What the case decided and why it matters
HMRC v SED Essex Limited decided the following points:
- The Court can appoint provisional liquidators to preserve evidence as well as assets.
- The Court can find that the company’s director knew or should have known that the company was involved in fraud based on written evidence alone and without cross-examination.
- Even if there is a separate appeal to challenge the petition debt, a company can be wound up if the appeal is shown to be without substance, again on written evidence alone.
- Inconsistent evidence from the director and questionable conduct after the appointment of provisional liquidators is itself relevant to whether the provisional liquidators are left in office or not.
The power to appoint provisional liquidators
The Court has the power to appoint provisional liquidators at any time after a winding up petition is presented against a company (Insolvency Act 1986, section 135). In HMRC v Rochdale Drinks Distributors Ltd (2011) the Court of Appeal set out a two stage test:
- First, the applicant must show that a winding up order is likely to be made when the petition is heard.
- If so, the Court must then consider whether it is right to make the appointment.
Disputed debts and allegations of fraud
The Court will not make a winding up order where the debt is disputed in good faith and on substantial grounds. The Court will also be careful before making an adverse finding about a person’s honesty or state of knowledge without giving that person the opportunity to be cross-examined.
HMRC v SED Essex involved a company accused of involvement in "missing trader" fraud, where the petition debt was based on VAT assessments served by HMRC on the basis that the company, through its sole director, knew or should have known that it was involved in supply chains which were connected with the fraudulent evasion of VAT. The Court concluded that HMRC’s written case alone was sufficient to allow it to find that the assessments were likely to be upheld, and that a winding up order was likely to be made, without the need to cross-examine the director.
VAT assessments The Court rejected the Company’s argument that because the VAT assessments were subject to an outstanding appeal, the issue should be decided by the First Tier Tribunal and the petition should be dismissed.
The Court found that HMRC had to raise a serious enough doubt about the company’s trading to shift the evidential burden to it to justify its behaviour.
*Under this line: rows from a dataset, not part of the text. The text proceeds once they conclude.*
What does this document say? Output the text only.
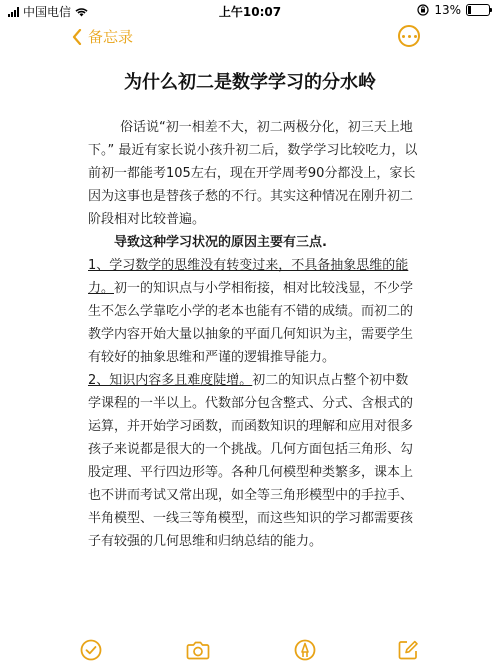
中国电信	上午10:07	13%
备忘录
为什么初二是数学学习的分水岭

俗话说“初一相差不大，初二两极分化，初三天上地下。” 最近有家长说小孩升初二后，数学学习比较吃力，以前初一都能考105左右，现在开学周考90分都没上，家长因为这事也是替孩子愁的不行。其实这种情况在刚升初二阶段相对比较普遍。

导致这种学习状况的原因主要有三点.

1、学习数学的思维没有转变过来，不具备抽象思维的能力。初一的知识点与小学相衔接，相对比较浅显，不少学生不怎么学靠吃小学的老本也能有不错的成绩。而初二的教学内容开始大量以抽象的平面几何知识为主，需要学生有较好的抽象思维和严谨的逻辑推导能力。

2、知识内容多且难度陡增。初二的知识点占整个初中数学课程的一半以上。代数部分包含整式、分式、含根式的运算，并开始学习函数，而函数知识的理解和应用对很多孩子来说都是很大的一个挑战。几何方面包括三角形、勾股定理、平行四边形等。各种几何模型种类繁多，课本上也不讲而考试又常出现，如全等三角形模型中的手拉手、半角模型、一线三等角模型，而这些知识的学习都需要孩子有较强的几何思维和归纳总结的能力。
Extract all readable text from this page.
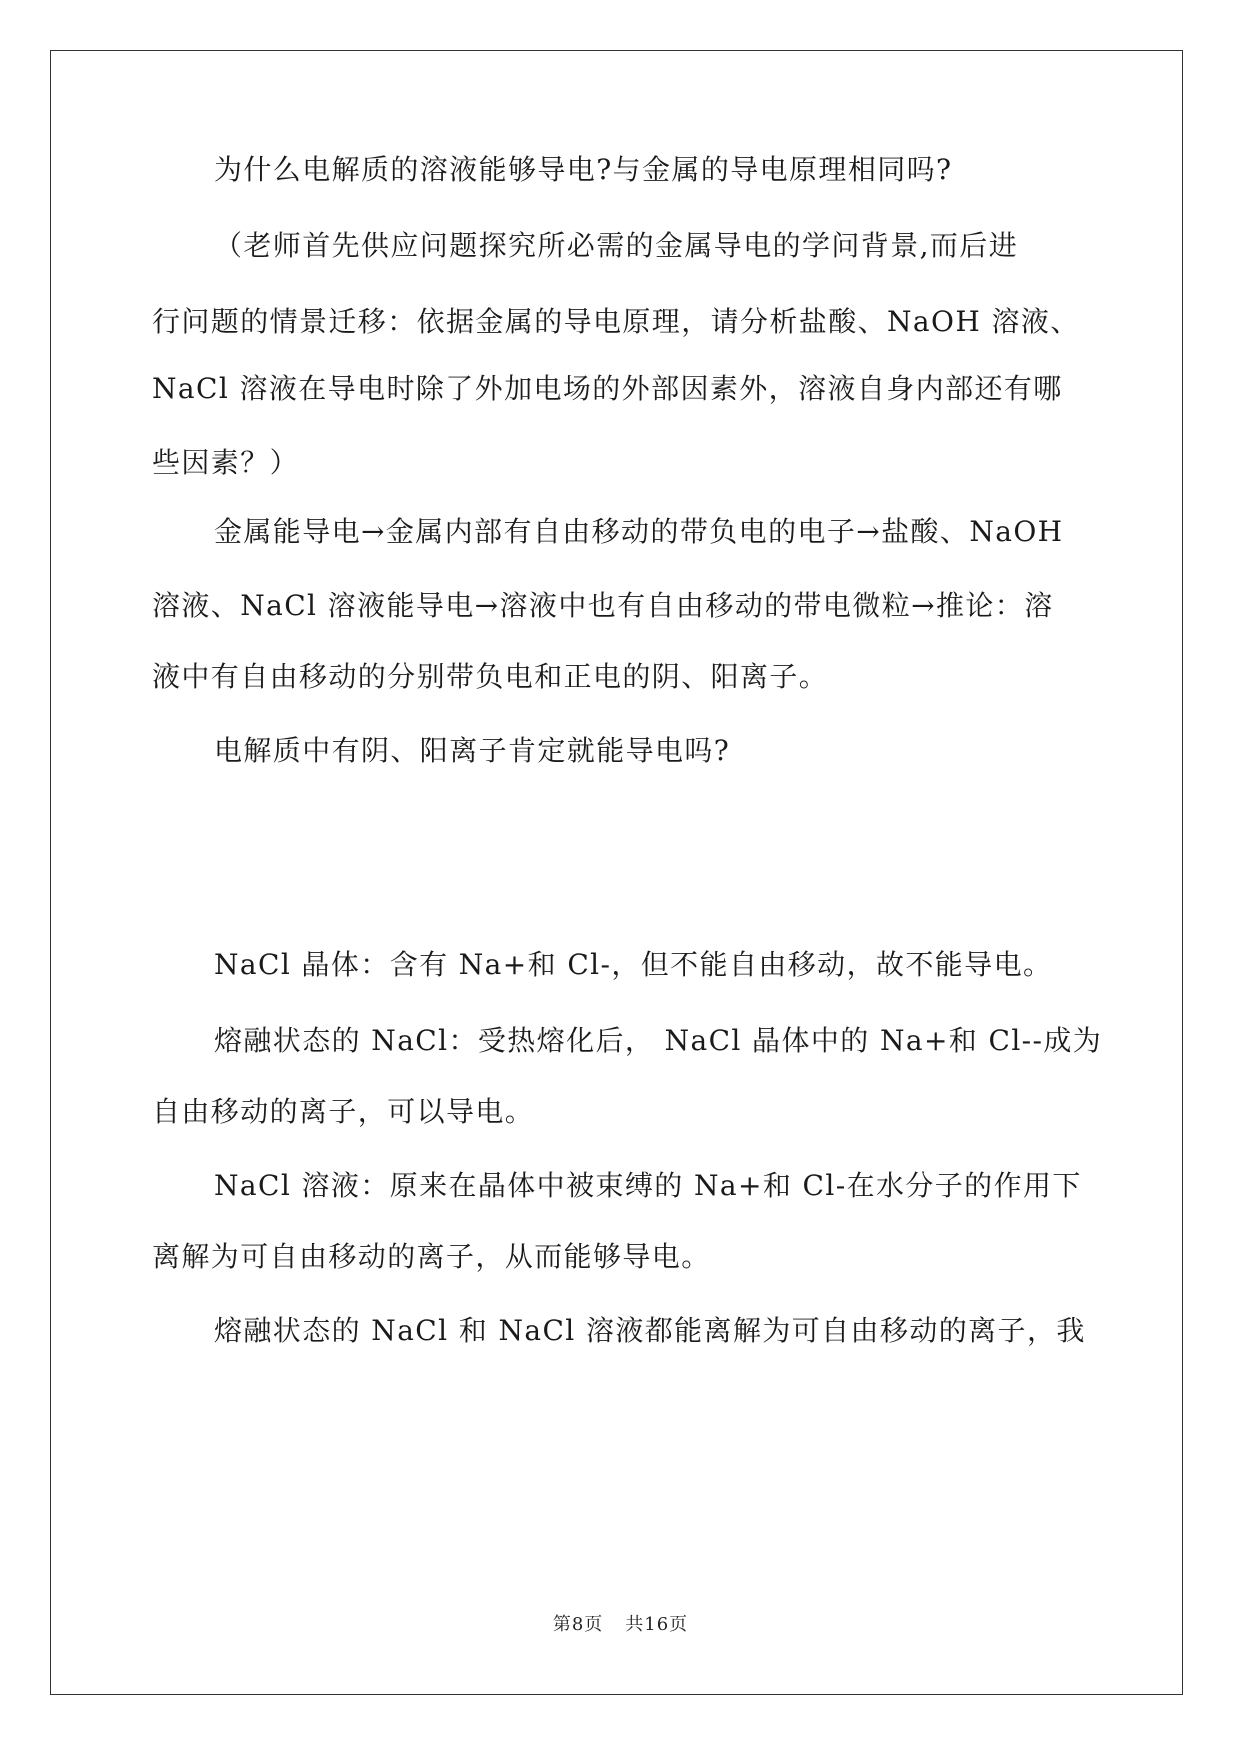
为什么电解质的溶液能够导电?与金属的导电原理相同吗?

（老师首先供应问题探究所必需的金属导电的学问背景,而后进

行问题的情景迁移：依据金属的导电原理，请分析盐酸、NaOH 溶液、

NaCl 溶液在导电时除了外加电场的外部因素外，溶液自身内部还有哪

些因素？）

金属能导电→金属内部有自由移动的带负电的电子→盐酸、NaOH

溶液、NaCl 溶液能导电→溶液中也有自由移动的带电微粒→推论：溶

液中有自由移动的分别带负电和正电的阴、阳离子。

电解质中有阴、阳离子肯定就能导电吗?

NaCl 晶体：含有 Na+和 Cl-，但不能自由移动，故不能导电。

熔融状态的 NaCl：受热熔化后， NaCl 晶体中的 Na+和 Cl--成为

自由移动的离子，可以导电。

NaCl 溶液：原来在晶体中被束缚的 Na+和 Cl-在水分子的作用下

离解为可自由移动的离子，从而能够导电。

熔融状态的 NaCl 和 NaCl 溶液都能离解为可自由移动的离子，我

第8页 共16页
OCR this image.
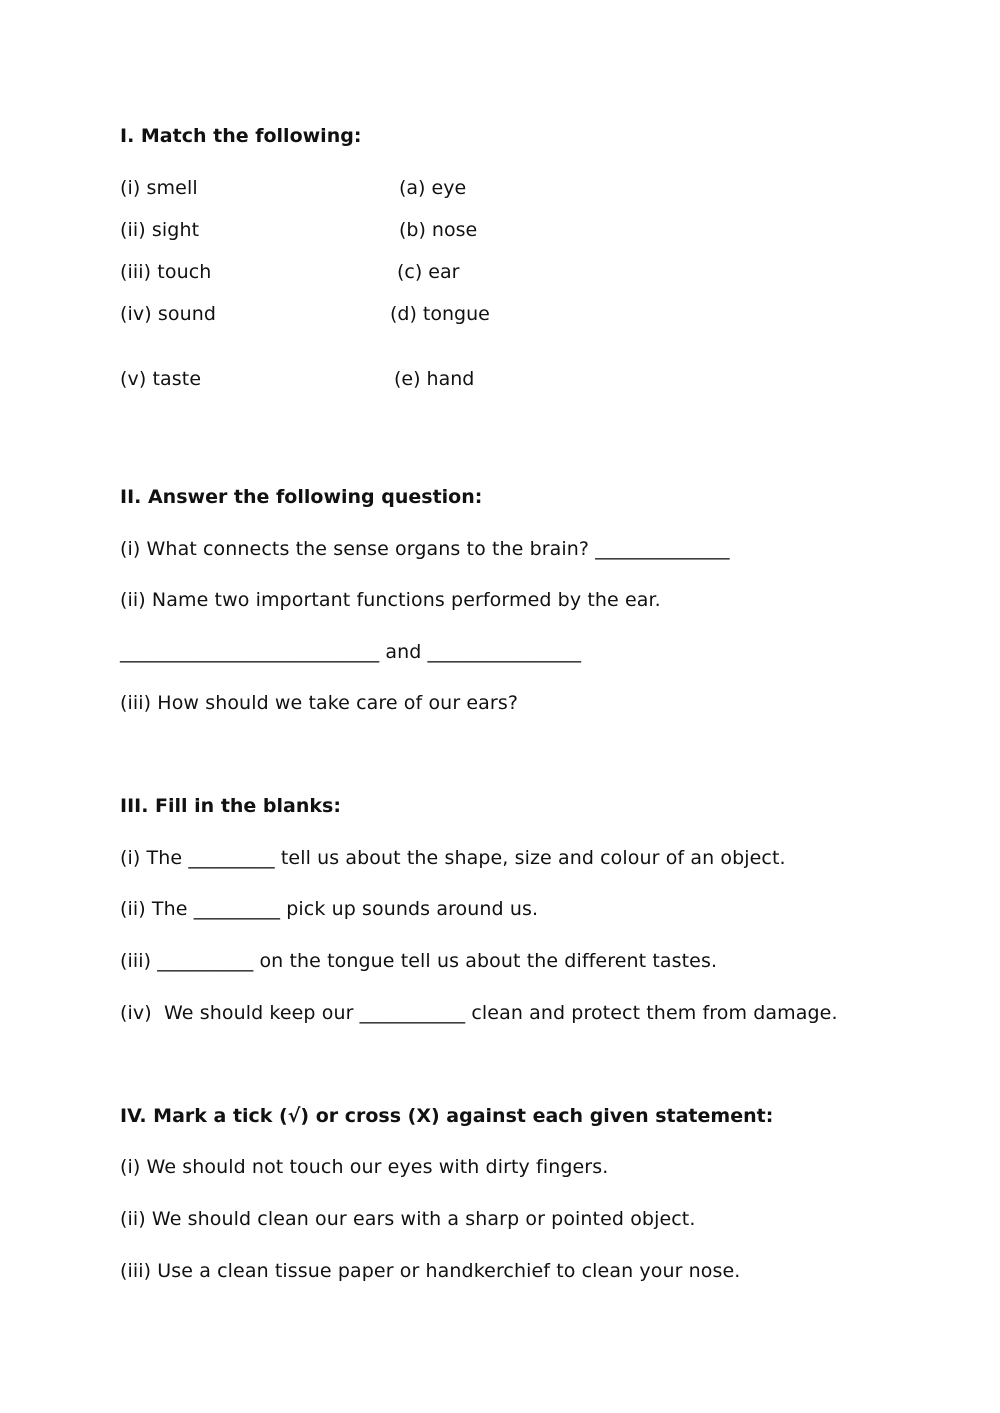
I. Match the following:
(i) smell	(a) eye
(ii) sight	(b) nose
(iii) touch	(c) ear
(iv) sound	(d) tongue
(v) taste	(e) hand
II. Answer the following question:
(i) What connects the sense organs to the brain? ______________
(ii) Name two important functions performed by the ear.
___________________________ and ________________
(iii) How should we take care of our ears?
III. Fill in the blanks:
(i) The _________ tell us about the shape, size and colour of an object.
(ii) The _________ pick up sounds around us.
(iii) __________ on the tongue tell us about the different tastes.
(iv)  We should keep our ___________ clean and protect them from damage.
IV. Mark a tick (√) or cross (X) against each given statement:
(i) We should not touch our eyes with dirty fingers.
(ii) We should clean our ears with a sharp or pointed object.
(iii) Use a clean tissue paper or handkerchief to clean your nose.
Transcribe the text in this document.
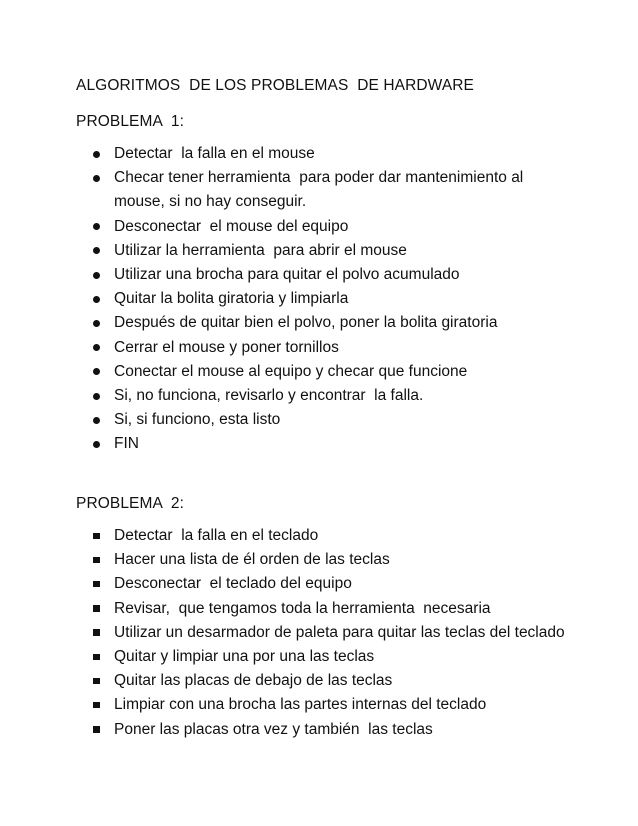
ALGORITMOS  DE LOS PROBLEMAS  DE HARDWARE
PROBLEMA  1:
Detectar  la falla en el mouse
Checar tener herramienta  para poder dar mantenimiento al
mouse, si no hay conseguir.
Desconectar  el mouse del equipo
Utilizar la herramienta  para abrir el mouse
Utilizar una brocha para quitar el polvo acumulado
Quitar la bolita giratoria y limpiarla
Después de quitar bien el polvo, poner la bolita giratoria
Cerrar el mouse y poner tornillos
Conectar el mouse al equipo y checar que funcione
Si, no funciona, revisarlo y encontrar  la falla.
Si, si funciono, esta listo
FIN
PROBLEMA  2:
Detectar  la falla en el teclado
Hacer una lista de él orden de las teclas
Desconectar  el teclado del equipo
Revisar,  que tengamos toda la herramienta  necesaria
Utilizar un desarmador de paleta para quitar las teclas del teclado
Quitar y limpiar una por una las teclas
Quitar las placas de debajo de las teclas
Limpiar con una brocha las partes internas del teclado
Poner las placas otra vez y también  las teclas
Having done that, it is then up to the company to make out a sufficiently strong case to negate the likelihood of the assessments being upheld. The company failed to do this.
The Court’s discretion: preservation of assets and preservation of evidence
In HMRC v SED Essex, the provisional liquidation had the effect of securing cash of some £139,000 together with a substantial quantity of hard copy and electronic records. The Court agreed that preservation of records was itself a good reason to exercise the discretion to appoint provisional liquidators or to confirm their appointment. The Court’s power is not limited solely to cases where cash or other valuable assets are at risk.
The Court’s discretion: inconsistent evidence and questionable conduct by the director
Another relevant factor in the Court’s decision to confirm the appointment of the provisional liquidators was the inconsistent evidence given by the director. She made statements about matters relating to the company’s trading which were contradicted by contemporaneous documents such as bank statements and purchase orders. The director was also accused of transferring money from the company’s bank account immediately after being told that provisional liquidators had been appointed earlier that day. While the Judge was not prepared to find that she had deliberately breached the order (as she had not been cross-examined), the unanswered questions about her behaviour were still relevant.
This allowed the Judge to conclude that it would not be "safe or sensible" to return the company to the director’s control.